Seit November 2016 hat das NABU bis heute 602 Ermittlungen eröffnet, von denen bis heute 135 Fälle vor Gericht gelandet sind. Trotzdem gab es insgesamt nur 19 Schuldsprüche, von denen fast alle milde Strafen sind. Wenn man den Kampf gegen die Korruption an den verurteilten großen Fischen misst, stellt man schnell fest, dass sich bisher wenig getan hat. Auch deswegen ist die Gründung des unabhängigen Korruptionsgerichts von so großer Bedeutung.
Internationale Gemeinschaft muss Druck aufrecht erhalten
Jetzt müssen die internationalen Geldgeber, allen voran der Internationale Währungsfond, die Europäische Union sowie die Weltbank, maximalen Druck auf das Parlament, die Regierung und den Präsidenten ausüben. Das Gesetz muss schnellstmöglich geändert werden, so dass alle Fälle in die Jurisdiktion des neuen Antikorruptionsgerichts übertragen werden.

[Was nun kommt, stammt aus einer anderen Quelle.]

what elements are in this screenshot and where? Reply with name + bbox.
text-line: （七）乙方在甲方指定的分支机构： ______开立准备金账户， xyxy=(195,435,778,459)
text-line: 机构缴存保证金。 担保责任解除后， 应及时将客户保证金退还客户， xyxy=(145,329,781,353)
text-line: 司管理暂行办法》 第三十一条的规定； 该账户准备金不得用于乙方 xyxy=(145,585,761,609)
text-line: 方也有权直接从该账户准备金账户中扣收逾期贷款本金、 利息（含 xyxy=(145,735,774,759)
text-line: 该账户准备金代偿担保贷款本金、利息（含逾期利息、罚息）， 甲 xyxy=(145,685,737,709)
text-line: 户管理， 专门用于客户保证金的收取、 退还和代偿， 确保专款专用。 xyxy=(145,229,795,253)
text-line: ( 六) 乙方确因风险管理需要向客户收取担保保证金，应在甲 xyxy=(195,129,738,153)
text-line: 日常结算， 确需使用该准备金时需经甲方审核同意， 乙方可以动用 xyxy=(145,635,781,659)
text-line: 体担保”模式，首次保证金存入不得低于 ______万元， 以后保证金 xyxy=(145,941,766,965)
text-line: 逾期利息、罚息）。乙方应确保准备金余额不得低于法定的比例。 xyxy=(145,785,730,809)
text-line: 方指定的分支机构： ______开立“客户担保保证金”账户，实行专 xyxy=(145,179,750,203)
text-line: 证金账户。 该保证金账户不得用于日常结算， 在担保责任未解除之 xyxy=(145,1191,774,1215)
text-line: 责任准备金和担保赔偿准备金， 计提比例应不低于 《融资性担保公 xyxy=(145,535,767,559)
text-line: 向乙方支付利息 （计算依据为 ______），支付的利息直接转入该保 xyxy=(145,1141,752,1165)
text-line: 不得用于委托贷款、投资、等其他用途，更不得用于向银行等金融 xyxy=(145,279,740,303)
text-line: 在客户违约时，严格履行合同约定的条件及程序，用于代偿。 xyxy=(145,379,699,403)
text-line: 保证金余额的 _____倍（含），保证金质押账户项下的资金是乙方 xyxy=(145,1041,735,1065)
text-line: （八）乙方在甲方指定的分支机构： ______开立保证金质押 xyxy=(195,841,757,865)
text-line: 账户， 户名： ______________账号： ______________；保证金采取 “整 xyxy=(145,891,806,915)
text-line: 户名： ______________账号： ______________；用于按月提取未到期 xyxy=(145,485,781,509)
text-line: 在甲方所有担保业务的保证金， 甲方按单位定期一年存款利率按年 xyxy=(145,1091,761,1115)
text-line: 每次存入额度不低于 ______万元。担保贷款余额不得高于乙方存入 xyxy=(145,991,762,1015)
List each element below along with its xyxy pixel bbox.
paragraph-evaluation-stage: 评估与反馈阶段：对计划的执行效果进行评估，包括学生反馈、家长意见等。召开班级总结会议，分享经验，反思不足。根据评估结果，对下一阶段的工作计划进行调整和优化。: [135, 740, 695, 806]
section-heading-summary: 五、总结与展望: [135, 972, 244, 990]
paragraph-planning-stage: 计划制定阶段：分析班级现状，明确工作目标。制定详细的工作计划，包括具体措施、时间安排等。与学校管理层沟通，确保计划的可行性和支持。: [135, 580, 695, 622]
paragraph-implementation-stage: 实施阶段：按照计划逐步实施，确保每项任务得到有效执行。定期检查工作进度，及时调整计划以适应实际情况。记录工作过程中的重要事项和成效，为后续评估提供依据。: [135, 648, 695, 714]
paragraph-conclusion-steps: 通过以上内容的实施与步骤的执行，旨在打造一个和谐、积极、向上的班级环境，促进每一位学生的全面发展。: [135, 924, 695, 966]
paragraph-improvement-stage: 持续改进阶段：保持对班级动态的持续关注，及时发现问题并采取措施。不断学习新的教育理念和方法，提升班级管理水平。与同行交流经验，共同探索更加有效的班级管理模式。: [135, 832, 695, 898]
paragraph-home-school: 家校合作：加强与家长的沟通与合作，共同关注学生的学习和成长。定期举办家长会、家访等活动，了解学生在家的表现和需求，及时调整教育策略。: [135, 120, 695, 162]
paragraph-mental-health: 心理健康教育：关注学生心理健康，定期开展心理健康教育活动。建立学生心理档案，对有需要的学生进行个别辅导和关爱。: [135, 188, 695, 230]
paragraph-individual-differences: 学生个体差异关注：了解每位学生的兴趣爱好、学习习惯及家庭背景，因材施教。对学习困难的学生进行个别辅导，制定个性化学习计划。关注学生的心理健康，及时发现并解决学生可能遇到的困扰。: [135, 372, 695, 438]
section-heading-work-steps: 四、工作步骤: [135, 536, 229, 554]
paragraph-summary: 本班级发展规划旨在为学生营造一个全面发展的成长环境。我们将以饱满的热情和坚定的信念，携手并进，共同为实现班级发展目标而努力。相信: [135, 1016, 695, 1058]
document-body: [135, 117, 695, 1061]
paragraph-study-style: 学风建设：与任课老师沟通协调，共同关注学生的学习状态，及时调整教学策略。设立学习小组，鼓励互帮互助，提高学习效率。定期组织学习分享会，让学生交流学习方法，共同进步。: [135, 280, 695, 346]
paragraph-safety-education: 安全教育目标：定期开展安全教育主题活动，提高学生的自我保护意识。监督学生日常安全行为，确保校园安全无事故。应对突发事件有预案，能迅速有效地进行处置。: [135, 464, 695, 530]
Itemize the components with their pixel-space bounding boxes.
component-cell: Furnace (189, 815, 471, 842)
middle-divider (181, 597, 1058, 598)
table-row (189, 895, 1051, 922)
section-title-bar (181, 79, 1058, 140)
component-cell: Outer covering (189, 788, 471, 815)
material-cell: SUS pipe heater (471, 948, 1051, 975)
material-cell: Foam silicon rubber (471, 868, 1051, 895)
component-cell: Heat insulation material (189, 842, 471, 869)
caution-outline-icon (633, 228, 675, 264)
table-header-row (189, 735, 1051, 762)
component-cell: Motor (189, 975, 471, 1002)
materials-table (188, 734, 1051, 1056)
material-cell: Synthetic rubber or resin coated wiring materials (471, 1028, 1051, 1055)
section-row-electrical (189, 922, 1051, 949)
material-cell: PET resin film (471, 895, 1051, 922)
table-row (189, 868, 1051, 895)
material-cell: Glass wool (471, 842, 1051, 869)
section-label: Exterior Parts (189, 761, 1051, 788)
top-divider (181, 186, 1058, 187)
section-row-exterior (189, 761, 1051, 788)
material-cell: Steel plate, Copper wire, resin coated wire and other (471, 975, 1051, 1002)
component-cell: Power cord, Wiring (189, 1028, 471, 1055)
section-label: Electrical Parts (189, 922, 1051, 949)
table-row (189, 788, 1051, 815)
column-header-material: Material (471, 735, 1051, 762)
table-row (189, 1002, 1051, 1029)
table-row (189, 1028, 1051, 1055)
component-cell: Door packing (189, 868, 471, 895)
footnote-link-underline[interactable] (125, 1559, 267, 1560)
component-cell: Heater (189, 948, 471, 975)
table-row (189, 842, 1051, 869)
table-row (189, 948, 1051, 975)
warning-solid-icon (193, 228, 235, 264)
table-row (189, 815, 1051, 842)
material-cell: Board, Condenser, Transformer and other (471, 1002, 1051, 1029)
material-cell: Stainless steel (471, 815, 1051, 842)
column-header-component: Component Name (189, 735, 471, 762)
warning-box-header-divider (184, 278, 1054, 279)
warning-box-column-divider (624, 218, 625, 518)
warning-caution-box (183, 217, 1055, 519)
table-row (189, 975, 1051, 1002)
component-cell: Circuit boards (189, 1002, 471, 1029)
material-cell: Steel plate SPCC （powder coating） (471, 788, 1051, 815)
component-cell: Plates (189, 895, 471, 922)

Eine konsequente und geschlossene Haltung der Geldgeber sollte eine Änderung notfalls erzwingen können.
Andernfalls könnten die Prozesse in den bestehenden Gerichten endlos verzögert werden und die Korruptionäre in letzter Konsequenz einem Schuldspruch entkommen. Das würde der Ukraine und dem Kampf gegen die Korruption einen heftigen Dämpfer geben und das ohnehin geringe Vertrauen der Politik substanziell beschädigen.